Applications for InGaAs Imagers

There are many applications for InGaAs imagers, from military to commercial. In the military, the imagers are being used for imaging at night. They are capable of imaging light that is seen by current night vision technology, as well as light that cannot be detected by the current tube technology (see Figure 3). This permits the imagers to see “invisible” lasers that are currently being used on the battlefield. This digital imaging technology allows users to fuse multiple wavelength bands of information to help in the detection and identification of objects in the field.

In the commercial sector, InGaAs detector arrays are used in diverse applications, from imaging hot processes such as glassmaking, to monitoring the light on fiber-optic cable for telecommunication applications, to monitoring the quality of metals during molten metal processing.
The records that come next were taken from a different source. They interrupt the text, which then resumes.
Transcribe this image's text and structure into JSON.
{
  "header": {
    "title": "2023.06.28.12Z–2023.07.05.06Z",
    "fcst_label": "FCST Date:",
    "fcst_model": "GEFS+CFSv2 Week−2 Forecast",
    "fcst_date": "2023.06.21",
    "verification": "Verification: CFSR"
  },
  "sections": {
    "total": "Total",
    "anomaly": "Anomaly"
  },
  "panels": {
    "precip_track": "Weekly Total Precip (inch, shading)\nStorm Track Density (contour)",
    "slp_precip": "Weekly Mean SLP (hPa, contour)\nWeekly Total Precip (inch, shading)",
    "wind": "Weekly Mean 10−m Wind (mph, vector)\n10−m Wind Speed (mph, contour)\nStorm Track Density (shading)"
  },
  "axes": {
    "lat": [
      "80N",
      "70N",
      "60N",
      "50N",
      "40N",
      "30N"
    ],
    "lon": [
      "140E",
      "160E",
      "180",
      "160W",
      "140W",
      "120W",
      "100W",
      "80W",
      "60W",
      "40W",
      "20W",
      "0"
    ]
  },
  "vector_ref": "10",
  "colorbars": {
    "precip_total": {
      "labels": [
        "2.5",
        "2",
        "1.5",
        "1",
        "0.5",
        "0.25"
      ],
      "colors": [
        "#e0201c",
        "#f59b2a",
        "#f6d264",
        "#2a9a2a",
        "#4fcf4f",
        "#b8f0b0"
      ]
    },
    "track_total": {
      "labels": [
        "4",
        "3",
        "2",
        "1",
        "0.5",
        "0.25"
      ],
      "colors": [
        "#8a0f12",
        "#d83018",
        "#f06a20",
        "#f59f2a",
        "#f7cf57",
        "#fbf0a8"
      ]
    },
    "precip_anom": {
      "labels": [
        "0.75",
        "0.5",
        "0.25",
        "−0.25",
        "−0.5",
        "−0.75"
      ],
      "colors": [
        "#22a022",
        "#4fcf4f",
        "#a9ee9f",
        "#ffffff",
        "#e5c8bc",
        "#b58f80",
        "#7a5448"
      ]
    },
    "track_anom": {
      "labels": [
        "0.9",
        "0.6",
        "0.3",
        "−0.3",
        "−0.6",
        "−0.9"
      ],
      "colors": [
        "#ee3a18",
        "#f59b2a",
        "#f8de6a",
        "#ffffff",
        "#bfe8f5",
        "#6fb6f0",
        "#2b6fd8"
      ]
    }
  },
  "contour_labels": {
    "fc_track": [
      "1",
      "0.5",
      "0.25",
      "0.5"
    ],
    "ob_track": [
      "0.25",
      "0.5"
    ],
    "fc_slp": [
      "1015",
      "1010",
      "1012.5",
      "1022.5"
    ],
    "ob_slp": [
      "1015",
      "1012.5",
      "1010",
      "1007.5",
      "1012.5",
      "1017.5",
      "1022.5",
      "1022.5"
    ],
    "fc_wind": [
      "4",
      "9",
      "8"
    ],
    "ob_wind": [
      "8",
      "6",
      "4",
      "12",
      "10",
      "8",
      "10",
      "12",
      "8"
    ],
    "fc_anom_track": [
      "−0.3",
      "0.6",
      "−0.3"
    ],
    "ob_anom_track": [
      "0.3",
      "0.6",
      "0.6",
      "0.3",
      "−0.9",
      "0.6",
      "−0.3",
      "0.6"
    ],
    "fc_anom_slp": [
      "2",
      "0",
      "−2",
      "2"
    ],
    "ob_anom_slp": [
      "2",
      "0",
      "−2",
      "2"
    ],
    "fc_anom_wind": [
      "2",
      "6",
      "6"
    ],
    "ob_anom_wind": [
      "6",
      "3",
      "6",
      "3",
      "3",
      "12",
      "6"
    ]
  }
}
In industrial processes that use machine vision, InGaAs imagers provide the ability to image phenomenology that cannot be detected easily or at all in the visible wavelength bands.

In the pharmaceutical industry, InGaAs imagers are now being used to detect liquid fill-levels in opaque bottles, instead of using traditional weighing methods. The food industry is using InGaAs imagers as an affordable alternative to silicon-based detectors to reveal the level of bruising in fruits and vegetables, as shown in Figure 4.

SWIR imaging provides a unique solution for non-destructive identification of materials, their composition, coatings, and other characteristics without the need for expensive and exotic optical materials.